Published online Oct 26, 2020. doi: 10.4252/wjsc.v12.i10.1067
Peer-review started: July 6, 2020
First decision: July 30, 2020
Revised: August 13, 2020
Accepted: September 14, 2020
Article in press: September 14, 2020
Published online: October 26, 2020
Coronavirus disease 2019 (COVID-19), a pandemic disease caused by the severe acute respiratory syndrome coronavirus 2 (SARS-CoV2), is growing at an exponential rate worldwide. Manifestations of this disease are heterogeneous; however, advanced cases often exhibit various acute respiratory distress syndrome-like symptoms, systemic inflammatory reactions, coagulopathy, and organ involvements. A common theme in advanced COVID-19 is unrestrained immune activation, classically referred to as a “cytokine storm”, as well as deficiencies in immune regulatory mechanisms such as T regulatory cells. While mesenchymal stem cells (MSCs) themselves are objects of cytokine regulation, they can secrete cytokines to modulate immune cells by inducing anti-inflammatory regulatory Treg cells, macrophages and neutrophils; and by reducing the activation of T and B cells, dendritic and nature killer cells. Consequently, they have therapeutic potential for treating severe cases of COVID-19. Here we discuss the unique ability of MSCs, to act as a “living anti-inflammatory”, which can “rebalance” the cytokine/immune responses to restore equilibrium. We also discuss current MSC trials and present different concepts for optimization of MSC therapy in patients with COVID-19 acute respiratory distress syndrome.

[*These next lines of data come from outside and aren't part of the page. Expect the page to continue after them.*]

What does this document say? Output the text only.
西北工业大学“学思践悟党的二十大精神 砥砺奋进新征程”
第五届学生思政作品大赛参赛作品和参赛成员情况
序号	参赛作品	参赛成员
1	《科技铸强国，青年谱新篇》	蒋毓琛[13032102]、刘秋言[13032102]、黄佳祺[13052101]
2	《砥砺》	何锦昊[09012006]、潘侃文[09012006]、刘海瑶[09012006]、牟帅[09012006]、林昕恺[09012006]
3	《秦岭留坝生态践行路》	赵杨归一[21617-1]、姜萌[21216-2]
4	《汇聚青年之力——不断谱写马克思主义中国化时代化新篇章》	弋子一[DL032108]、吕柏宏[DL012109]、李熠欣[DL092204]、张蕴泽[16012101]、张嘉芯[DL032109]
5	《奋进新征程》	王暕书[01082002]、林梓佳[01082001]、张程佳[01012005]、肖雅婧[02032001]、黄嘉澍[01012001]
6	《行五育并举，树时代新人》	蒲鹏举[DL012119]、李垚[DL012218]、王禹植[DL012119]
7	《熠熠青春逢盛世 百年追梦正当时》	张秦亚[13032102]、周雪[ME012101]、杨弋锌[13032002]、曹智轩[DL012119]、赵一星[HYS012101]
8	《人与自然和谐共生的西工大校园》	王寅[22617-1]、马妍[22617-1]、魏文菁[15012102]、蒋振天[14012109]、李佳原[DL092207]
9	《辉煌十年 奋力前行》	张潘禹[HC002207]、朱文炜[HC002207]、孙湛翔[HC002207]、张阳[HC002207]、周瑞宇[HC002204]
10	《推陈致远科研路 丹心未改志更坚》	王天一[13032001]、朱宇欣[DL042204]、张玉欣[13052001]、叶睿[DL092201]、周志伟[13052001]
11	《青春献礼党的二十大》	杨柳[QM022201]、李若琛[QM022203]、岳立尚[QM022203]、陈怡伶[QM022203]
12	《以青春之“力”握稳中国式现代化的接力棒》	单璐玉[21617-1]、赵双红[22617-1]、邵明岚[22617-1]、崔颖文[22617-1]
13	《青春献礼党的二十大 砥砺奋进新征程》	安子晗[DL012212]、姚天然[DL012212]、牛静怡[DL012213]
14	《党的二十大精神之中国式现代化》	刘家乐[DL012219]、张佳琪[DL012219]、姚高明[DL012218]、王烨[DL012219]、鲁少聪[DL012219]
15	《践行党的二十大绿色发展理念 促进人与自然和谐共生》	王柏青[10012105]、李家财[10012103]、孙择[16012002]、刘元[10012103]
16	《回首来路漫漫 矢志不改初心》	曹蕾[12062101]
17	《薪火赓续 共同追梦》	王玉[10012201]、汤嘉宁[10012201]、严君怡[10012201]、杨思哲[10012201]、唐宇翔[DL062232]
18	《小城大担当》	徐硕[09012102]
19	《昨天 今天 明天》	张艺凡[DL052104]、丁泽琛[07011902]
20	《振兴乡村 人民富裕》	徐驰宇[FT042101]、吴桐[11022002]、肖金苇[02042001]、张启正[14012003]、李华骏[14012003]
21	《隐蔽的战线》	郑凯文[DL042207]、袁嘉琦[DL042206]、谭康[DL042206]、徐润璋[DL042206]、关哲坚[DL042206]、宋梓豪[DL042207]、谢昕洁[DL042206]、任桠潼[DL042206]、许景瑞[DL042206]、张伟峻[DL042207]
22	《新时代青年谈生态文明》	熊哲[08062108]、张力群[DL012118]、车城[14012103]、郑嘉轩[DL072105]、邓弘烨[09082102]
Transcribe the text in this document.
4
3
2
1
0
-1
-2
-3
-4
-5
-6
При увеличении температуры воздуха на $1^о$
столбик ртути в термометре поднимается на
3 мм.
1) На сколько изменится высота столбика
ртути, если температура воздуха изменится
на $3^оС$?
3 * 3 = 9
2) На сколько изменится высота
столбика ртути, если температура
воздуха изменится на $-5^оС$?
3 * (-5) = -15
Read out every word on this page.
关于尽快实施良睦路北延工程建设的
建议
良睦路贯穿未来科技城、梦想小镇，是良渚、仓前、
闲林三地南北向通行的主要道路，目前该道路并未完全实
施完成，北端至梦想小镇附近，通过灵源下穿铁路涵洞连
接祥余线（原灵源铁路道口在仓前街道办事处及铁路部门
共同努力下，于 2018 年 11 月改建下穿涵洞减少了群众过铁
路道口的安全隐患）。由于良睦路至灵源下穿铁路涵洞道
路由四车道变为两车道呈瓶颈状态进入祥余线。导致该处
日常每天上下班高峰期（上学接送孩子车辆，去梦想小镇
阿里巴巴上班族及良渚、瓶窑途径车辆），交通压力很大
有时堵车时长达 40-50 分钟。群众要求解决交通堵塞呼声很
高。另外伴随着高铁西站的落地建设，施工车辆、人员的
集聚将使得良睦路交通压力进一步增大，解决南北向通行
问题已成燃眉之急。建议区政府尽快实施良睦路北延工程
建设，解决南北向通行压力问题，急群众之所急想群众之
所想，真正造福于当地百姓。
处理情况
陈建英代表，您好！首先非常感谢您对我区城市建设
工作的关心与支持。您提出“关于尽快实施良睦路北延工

Core Tip: Coronavirus disease 2019 a disease caused by the severe acute respiratory syndrome coronavirus 2, is growing exponentially, with no treatments currently available. Preclinical and clinical studies have shown that mesenchymal stem cells (MSCs) work in reversing acute respiratory distress syndrome caused by other conditions such as influenza virus infection, or sepsis. In this review we discuss the unique ability of MSCs, to act as a “living anti-inflammatory”, which can “rebalance” the cytokine/immune responses to restore equilibrium.